Testing gives the rank equal to $0$ for $k=1/2,1/3,1/4,1/5$ so no solutions will exist. For $k=1/6$, however, the rank is $1$, with generator $(81,540)$. This gives $t=20/21$, and, after clearing denominators a triangle with sides $174, 29, 175$ which has area $2520$.
A: Starting with $Z(Z - m^2) = (Z - n^2) b^2$, to which Allan MacLeod's elliptic curve can be reduced by taking $W = (Z - n^2)b$, one can find a general parametrization of m, n as follows.
Letting $a, x = Z/b, m/b$ gives $a^2 - a b x^2 = a b - n^2$, in which then letting $n = a y$ gives $b (x^2 + 1) = a (y^2 + 1)$. This implies $x^2 + 1, y^2 + 1 = a z, b z$  for some rational $z$, and multiplying these gives after composition $(\frac{x y + 1}{z})^2 + (\frac{x - y}{z})^2 = a b$.
Letting $a, b = k A, k B$, where $A, B$ are coprime integers, the factor $k^2$ in the preceding equation can be absorbed into each square, and we can conclude that $A, B$ are each a sum of two squares, say $p^2 + q^2, r^2 + s^2$ resp, so that $B (x^2 + 1) = A (y^2 + 1)$ becomes $(p x + q)^2 + (p - q x)^2 = (r y + s)^2 + (r - s y)^2$
The latter has general solution as follows, for rational $u, v$ with $u^2 + v^2 = 1$ :
$p x + q, p - q x = u (r y + s) + v (r - s y), v (r y + s) - u (r - s y) w$
So that:
$ x = \frac{u (r y + s) + v (r - s y) - q}{p} = \frac{p - v (r y + s) - u (r - s y)}{q}$
which expresses $y$ and then $x$ rationally in terms of $u, v$ and $p, q, r, s$ (and the latter appear homogenously, so one of them is disposable i.e. can be assumed equal to 1).
edit: I should clarify that this isn't a rational parametrization of one elliptic curve, which of course is impossible if $m^2, n^2$ are non-zero and distinct. What it does is start with a supposed "symbolic" solution and express the roots parametrically in a way consistent with that solution. In other words it constructs a multi-dimensional pencil of all elliptic curves having the required form.
A: With reference to Noam's result, equivalent to $a(a - x^2) = (a - 1) y^2$, it isn't hard to show that this is rational, and $a, x, y$ can be expressed in terms of two parameters.
From this one can churn out possible values of $x$ by the bushel.
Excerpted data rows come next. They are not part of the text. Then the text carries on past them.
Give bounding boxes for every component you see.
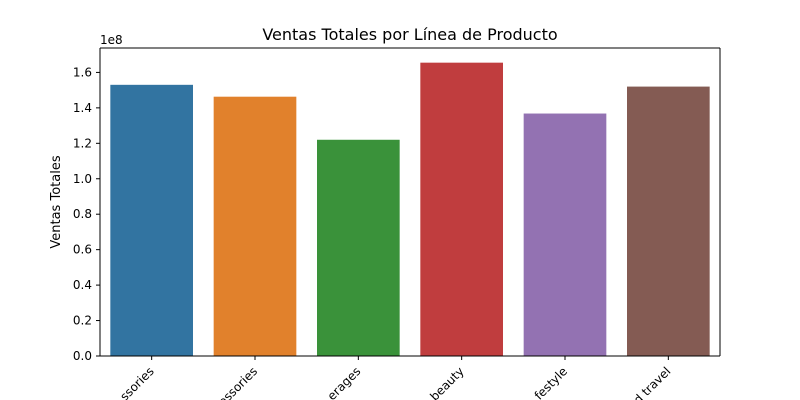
y-axis-label: Ventas Totales xyxy=(49,155,64,248)
y-tick-label-5: 1.0 xyxy=(73,172,92,186)
x-tick-label-4: festyle xyxy=(532,364,570,400)
bar-3 xyxy=(420,62,503,357)
bar-5 xyxy=(627,86,710,356)
x-tick-label-2: erages xyxy=(325,364,364,400)
bar-0 xyxy=(110,84,193,357)
x-tick-label-3: beauty xyxy=(427,364,466,400)
y-tick-label-8: 1.6 xyxy=(73,65,92,79)
y-axis-ticks: 0.0 0.2 0.4 0.6 0.8 1.0 1.2 1.4 1.6 xyxy=(73,65,100,363)
y-tick-label-3: 0.6 xyxy=(73,243,92,257)
y-tick-label-4: 0.8 xyxy=(73,207,92,221)
y-tick-label-6: 1.2 xyxy=(73,136,92,150)
y-axis-scale-label: 1e8 xyxy=(100,33,123,47)
y-tick-label-2: 0.4 xyxy=(73,278,92,292)
bar-1 xyxy=(213,96,297,357)
x-tick-label-1: essories xyxy=(215,364,260,400)
x-axis-ticks: ssories essories erages beauty festyle d trav… xyxy=(117,356,673,400)
bar-4 xyxy=(523,113,607,356)
y-tick-label-0: 0.0 xyxy=(73,349,92,363)
bar-group xyxy=(110,62,710,357)
bar-2 xyxy=(317,139,400,356)
y-tick-label-7: 1.4 xyxy=(73,101,92,115)
chart-title: Ventas Totales por Línea de Producto xyxy=(262,25,557,44)
x-tick-label-5: d travel xyxy=(631,364,674,400)
y-tick-label-1: 0.2 xyxy=(73,314,92,328)
x-tick-label-0: ssories xyxy=(117,364,156,400)
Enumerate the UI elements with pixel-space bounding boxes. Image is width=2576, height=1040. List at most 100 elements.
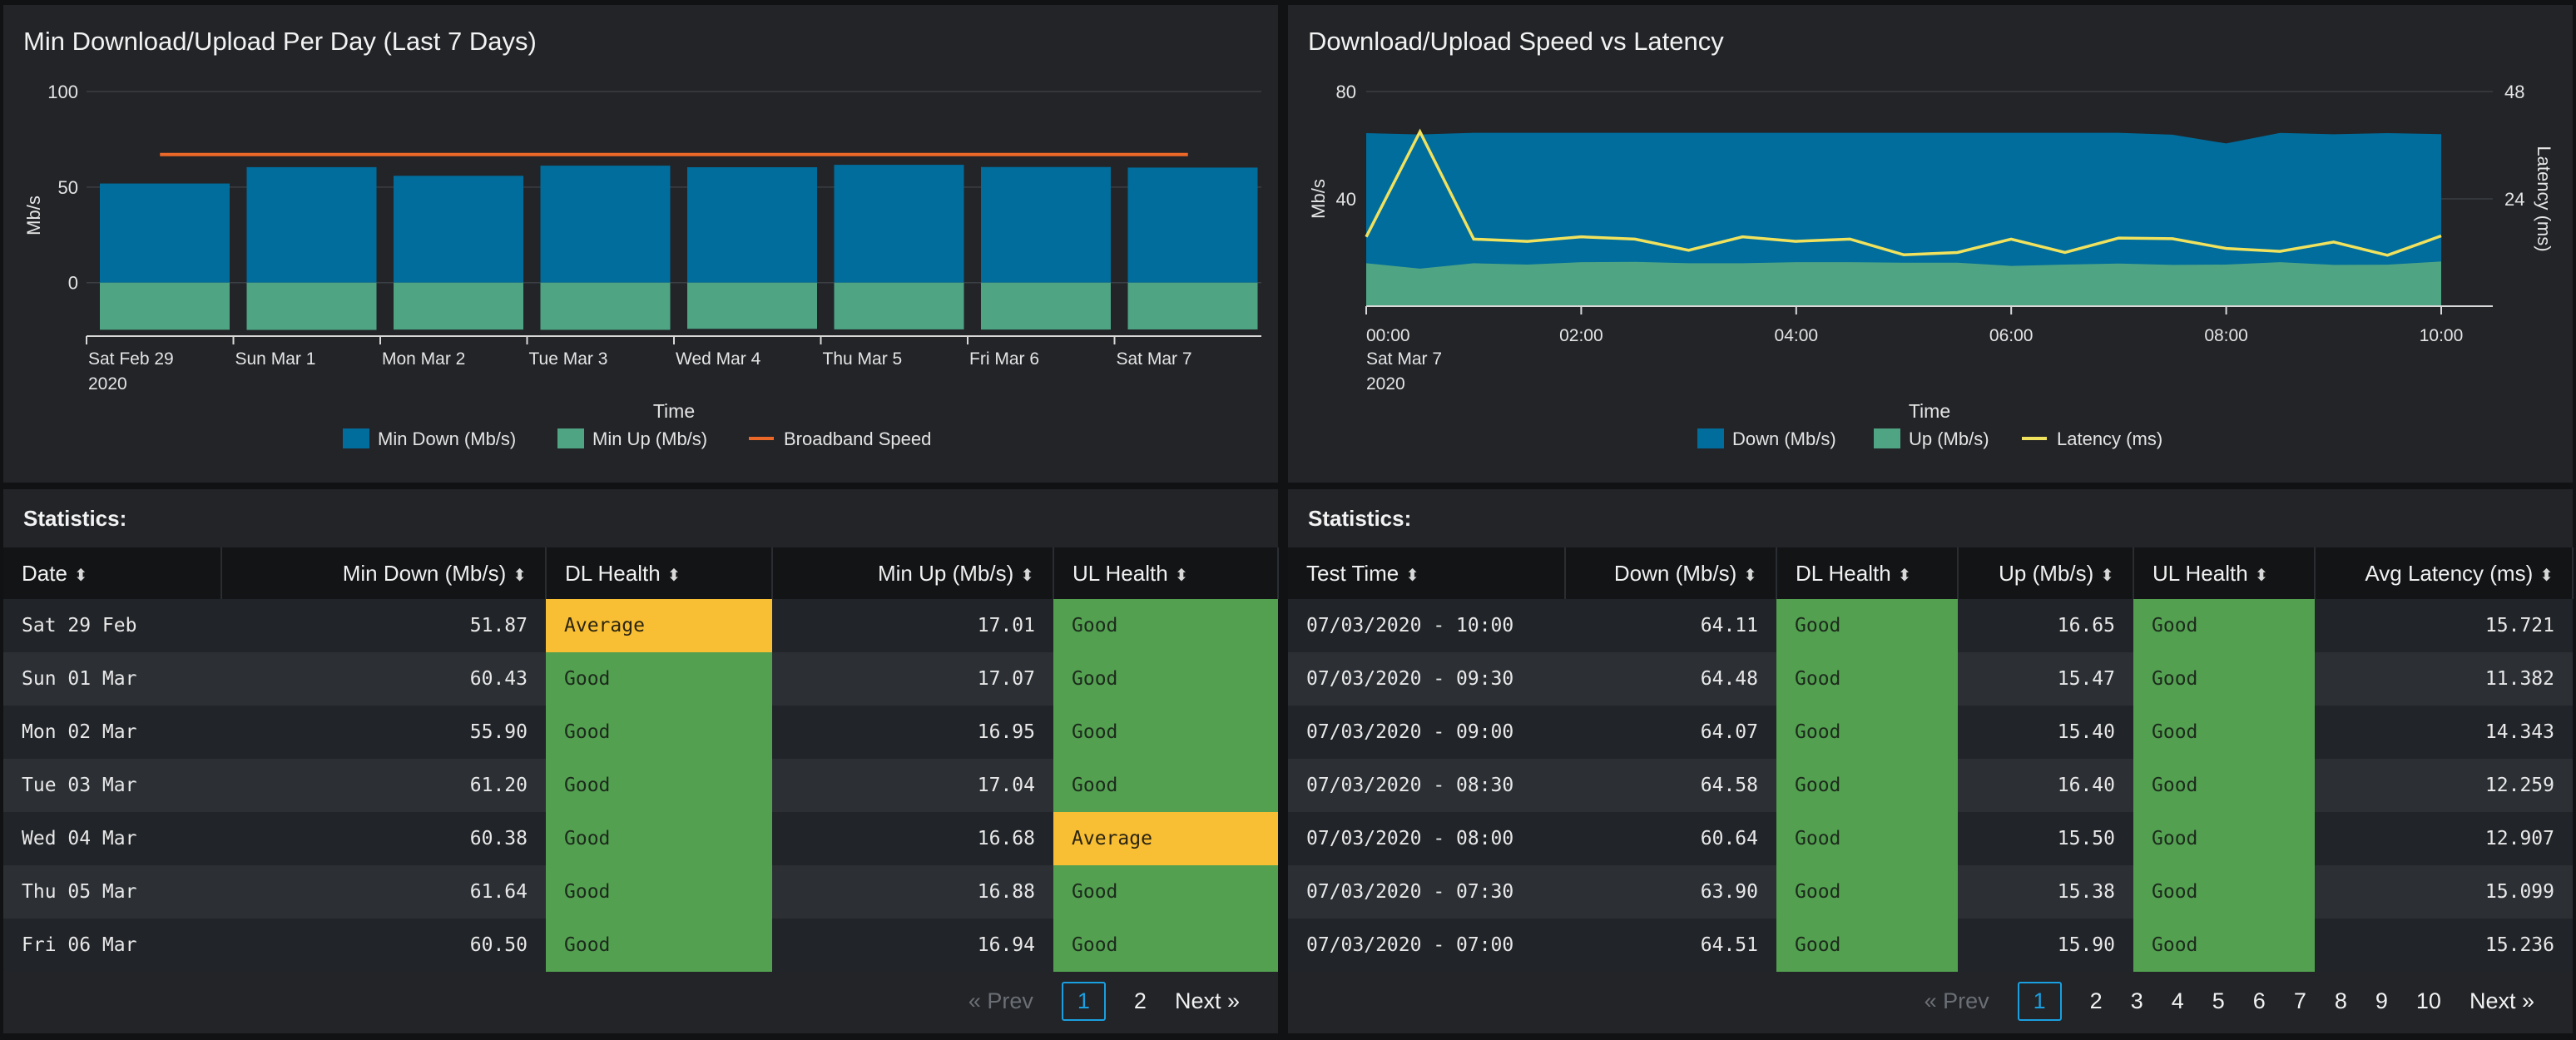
page-button[interactable]: 10 [2415, 988, 2441, 1013]
table-row: 07/03/2020 - 07:30 63.90 Good 15.38 Good 15.0… [1288, 865, 2573, 919]
column-header[interactable]: Avg Latency (ms) ⬍ [2315, 547, 2574, 599]
x-tick-year: 2020 [88, 374, 127, 394]
table-cell: 64.58 [1565, 759, 1776, 812]
legend-label[interactable]: Latency (ms) [2057, 428, 2162, 449]
bar-min-up[interactable] [687, 282, 817, 329]
legend-label[interactable]: Broadband Speed [784, 428, 931, 449]
bar-min-up[interactable] [834, 282, 964, 329]
table-cell: 15.38 [1958, 865, 2133, 919]
page-button[interactable]: 1 [1061, 982, 1106, 1021]
table-row: Sat 29 Feb 51.87 Average 17.01 Good [3, 599, 1278, 652]
latency-line[interactable] [1365, 128, 2442, 257]
bar-min-down[interactable] [981, 166, 1111, 283]
page-button[interactable]: 8 [2334, 988, 2347, 1013]
page-button[interactable]: 5 [2212, 988, 2225, 1013]
table-cell: 64.11 [1565, 599, 1776, 652]
page-button[interactable]: 6 [2252, 988, 2266, 1013]
legend-label[interactable]: Down (Mb/s) [1732, 428, 1836, 449]
health-cell: Good [2133, 812, 2315, 865]
table-cell: 15.236 [2315, 919, 2573, 972]
bar-min-up[interactable] [540, 282, 671, 330]
bar-min-up[interactable] [1127, 282, 1258, 329]
prev-page-button[interactable]: « Prev [968, 988, 1033, 1013]
column-header[interactable]: Min Down (Mb/s) ⬍ [221, 547, 547, 599]
table-row: 07/03/2020 - 09:00 64.07 Good 15.40 Good 14.3… [1288, 706, 2573, 759]
legend-label[interactable]: Min Up (Mb/s) [592, 428, 707, 449]
column-header[interactable]: DL Health ⬍ [1776, 547, 1959, 599]
legend-label[interactable]: Min Down (Mb/s) [378, 428, 516, 449]
sort-icon[interactable]: ⬍ [1405, 566, 1420, 585]
bar-min-down[interactable] [834, 165, 964, 283]
x-tick-label: Sun Mar 1 [235, 349, 316, 369]
legend-label[interactable]: Up (Mb/s) [1909, 428, 1989, 449]
table-cell: Fri 06 Mar [3, 919, 221, 972]
page-button[interactable]: 3 [2130, 988, 2143, 1013]
column-header[interactable]: Test Time ⬍ [1288, 547, 1566, 599]
bar-min-down[interactable] [540, 166, 671, 283]
page-button[interactable]: 7 [2293, 988, 2306, 1013]
next-page-button[interactable]: Next » [1174, 988, 1240, 1013]
bar-min-up[interactable] [981, 282, 1111, 330]
column-header-label: DL Health [1796, 560, 1891, 586]
sort-icon[interactable]: ⬍ [2539, 566, 2554, 585]
table-cell: Tue 03 Mar [3, 759, 221, 812]
right-pagination: « Prev 1 2 3 4 5 6 7 8 9 10 Next » [1925, 982, 2534, 1021]
bar-min-down[interactable] [687, 167, 817, 283]
page-button[interactable]: 1 [2017, 982, 2062, 1021]
sort-icon[interactable]: ⬍ [1174, 566, 1189, 585]
health-cell: Average [546, 599, 772, 652]
y-right-tick-label: 48 [2504, 82, 2524, 102]
sort-icon[interactable]: ⬍ [1020, 566, 1034, 585]
column-header[interactable]: Min Up (Mb/s) ⬍ [772, 547, 1054, 599]
sort-icon[interactable]: ⬍ [1897, 566, 1912, 585]
health-cell: Good [1053, 599, 1278, 652]
page-button[interactable]: 4 [2171, 988, 2184, 1013]
up-area[interactable] [1366, 261, 2441, 306]
table-cell: 07/03/2020 - 08:00 [1288, 812, 1565, 865]
health-cell: Good [1053, 759, 1278, 812]
x-tick-label: Thu Mar 5 [823, 349, 903, 369]
next-page-button[interactable]: Next » [2469, 988, 2534, 1013]
health-cell: Good [2133, 759, 2315, 812]
table-row: Mon 02 Mar 55.90 Good 16.95 Good [3, 706, 1278, 759]
page-button[interactable]: 2 [2089, 988, 2103, 1013]
bar-min-down[interactable] [1127, 167, 1258, 283]
page-button[interactable]: 2 [1133, 988, 1147, 1013]
column-header[interactable]: Date ⬍ [3, 547, 222, 599]
table-row: Fri 06 Mar 60.50 Good 16.94 Good [3, 919, 1278, 972]
table-cell: 64.48 [1565, 652, 1776, 706]
table-cell: 64.07 [1565, 706, 1776, 759]
sort-icon[interactable]: ⬍ [73, 566, 88, 585]
table-cell: 17.07 [772, 652, 1053, 706]
column-header[interactable]: Up (Mb/s) ⬍ [1958, 547, 2134, 599]
right-stats-title: Statistics: [1308, 506, 1412, 531]
sort-icon[interactable]: ⬍ [513, 566, 527, 585]
sort-icon[interactable]: ⬍ [2254, 566, 2269, 585]
bar-min-down[interactable] [246, 166, 377, 283]
bar-min-up[interactable] [246, 282, 377, 330]
table-cell: 15.40 [1958, 706, 2133, 759]
right-stats-panel: Statistics: Test Time ⬍ Down (Mb/s) ⬍ DL Hea… [1288, 489, 2574, 1033]
sort-icon[interactable]: ⬍ [666, 566, 681, 585]
table-cell: 12.907 [2315, 812, 2573, 865]
column-header-label: UL Health [2152, 560, 2248, 586]
health-cell: Good [1776, 599, 1958, 652]
sort-icon[interactable]: ⬍ [2100, 566, 2114, 585]
bar-min-down[interactable] [394, 176, 523, 283]
bar-min-down[interactable] [100, 183, 230, 283]
column-header[interactable]: DL Health ⬍ [546, 547, 773, 599]
column-header[interactable]: UL Health ⬍ [2133, 547, 2316, 599]
column-header-label: DL Health [565, 560, 661, 586]
prev-page-button[interactable]: « Prev [1924, 988, 1989, 1013]
sort-icon[interactable]: ⬍ [1743, 566, 1757, 585]
x-tick-label: Fri Mar 6 [969, 349, 1039, 369]
bar-min-up[interactable] [100, 282, 230, 330]
table-cell: 16.94 [772, 919, 1053, 972]
page-button[interactable]: 9 [2375, 988, 2388, 1013]
bar-min-up[interactable] [394, 282, 523, 330]
table-cell: Thu 05 Mar [3, 865, 221, 919]
column-header[interactable]: UL Health ⬍ [1053, 547, 1279, 599]
left-stats-table: Date ⬍ Min Down (Mb/s) ⬍ DL Health ⬍ Min Up (M… [3, 547, 1279, 972]
table-cell: 55.90 [221, 706, 546, 759]
column-header[interactable]: Down (Mb/s) ⬍ [1565, 547, 1777, 599]
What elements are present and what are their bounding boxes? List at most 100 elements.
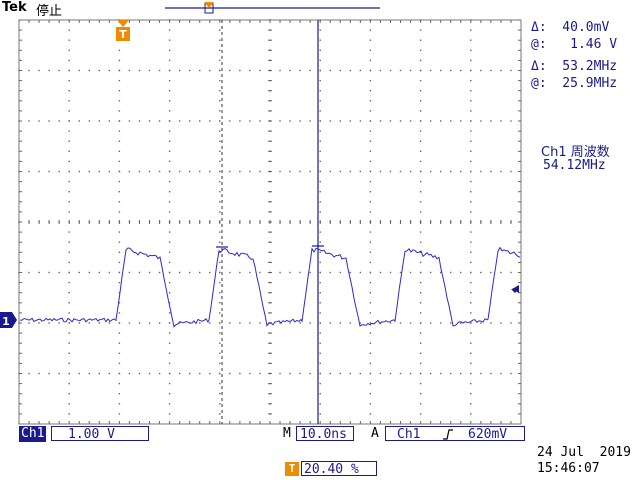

Deciding whether any given value of $x$ is possible is harder, and may be no more practical using this result than those already discussed.
Anyway, I'll sketch how the solution is obtained.
Firstly, the N&S condition for the above, considered as a quadratic in $a$, to have rational $a$ when $x, y$ are rational is $(x^2 + y^2)^2 - 4 y^2 = z^2$ for some rational $z$.
This implies some rational $p$ for which:
$$\frac{y}{x^2 + y^2} = \frac{p}{p^2 + 1},\qquad
\frac{z}{x^2 + y^2} = \frac{p^2 - 1}{p^2 + 1}$$
Reciprocating the first and completing squares expresses it in the form:
$$x^2 + (y - \frac{p^2 + 1}{2 p})^2 = (\frac{p^2 + 1}{2 p})^2$$
so there must be some rational $q$ for which:
$$y = \frac{p^2 + 1}{2 p} + \frac{q^2 - 1}{2 q} x, \qquad
\frac{p^2 + 1}{2 p} = \frac{q^2 + 1}{2 q} x$$
From the last one can express $x = x(p, q)$, and plugging this into the preceding equation gives $y = y(p, q)$. Finally, we can obtain $z$ and then $a$ also both in terms of $p, q$.
NOTE: As the PC I am typing this on doesn't format equations, I am "flying blind". So if the result looks hideous due to any missing dollars and suchlike, perhaps someone could edit it.